In defence, he’d pat the ball down as if it was the head of a docile kitten, to mock the lollipop deliveries of the world’s most fearsome bowlers. But a Richards defensive stroke was a grand anticlimax, an obscene waste of talent. Here was a man made for destruction.

Speed, spin, late movement, early movement, the ball took a hell of a beating. When the mood took him, Richards stepped back a pace or two to free his arms and drive expansively through the off side. Whether it was a four or six was a matter of whimsy. It was unstoppable. It was signature. Indeed, all his moves were. He had so many signatures that you’d need an autograph book to capture them.

I’ve seen Richards hit by a bumper and the ball slide off him like a sponge thrown at granite. I’ve seen him bowled for a duck and still swagger off the pitch

But the one that sticks with me is the way Richards played through leg. Yes, Richards was good off his legs. Fire one at his body and he flicked it away, as any world-class batsman might do, except with more venom. No, it isn’t that routine stroke that interests me. Richards did something else, something more breathtaking, something that established his supremacy early in an encounter.

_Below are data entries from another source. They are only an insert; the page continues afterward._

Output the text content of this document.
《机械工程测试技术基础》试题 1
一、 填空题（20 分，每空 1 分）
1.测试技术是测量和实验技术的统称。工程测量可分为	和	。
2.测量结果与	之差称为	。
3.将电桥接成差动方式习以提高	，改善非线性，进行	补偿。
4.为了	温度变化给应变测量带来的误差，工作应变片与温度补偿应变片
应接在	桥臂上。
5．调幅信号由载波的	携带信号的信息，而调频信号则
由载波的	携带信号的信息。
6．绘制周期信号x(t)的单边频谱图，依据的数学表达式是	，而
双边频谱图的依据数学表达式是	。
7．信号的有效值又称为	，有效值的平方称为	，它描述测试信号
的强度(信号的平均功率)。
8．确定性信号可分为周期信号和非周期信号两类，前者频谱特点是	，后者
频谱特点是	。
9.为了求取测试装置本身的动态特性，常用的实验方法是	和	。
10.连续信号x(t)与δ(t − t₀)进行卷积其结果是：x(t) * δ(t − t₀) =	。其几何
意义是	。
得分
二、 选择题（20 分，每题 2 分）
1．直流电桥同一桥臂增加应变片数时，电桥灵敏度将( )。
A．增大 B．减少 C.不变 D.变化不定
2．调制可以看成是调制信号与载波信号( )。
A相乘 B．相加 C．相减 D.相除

Batting at No. 3, he faced the world’s best. Lillee and Thomson. Botham and Willis. Imran, Kapil and Hadlee. They spat venom and smelt blood. The pitches were rough, green or uneven. Richards didn’t wear a helmet. They wanted to humble the mighty West Indies. They wanted Richards and his West Indians to grovel. Richards would smile. He’d swagger. He’d chew gum. He’d prod the pitch. He’d pat a few heads of docile kittens.

The bowler felt on top, so chest-thumpingly on top that he’d deliver a ball of perfect length darting in at off stump. Instead of patting back down the line, instead of stepping back and driving expansively through the off side, which it was too early to do, Richards had a third way. He moved with an effortless grace, as if merely readjusting that straight-kneed stance. His front leg moved forward and across his stumps, more across than forward, covering them, a certain lbw – for any man but King Viv, that is.

Next, Richards delivered his stroke, his signature move. Across his straight-kneed front leg, in a feat of immaculate timing and rippling power, he’d flick his hands over the ball, a flick that began as a twitch of his mighty shoulder pivots and ended with a snap of wrists, plucking it from its off-stump trajectory and pistoling it into or over the leg-side boundary. The message was delivered. King Viv was seizing control of his kingdom.

Forward and across, with power and poise, from straightened knees and mighty shoulders, he felled the world’s best bowlers. They grovelled before him. If anybody else tried it, it looked like a slog, uncouth and uncultured. When Vivian Richards moved forward and across and flicked to leg, it was a shot of brutal beauty, a signature move to signal the demolition.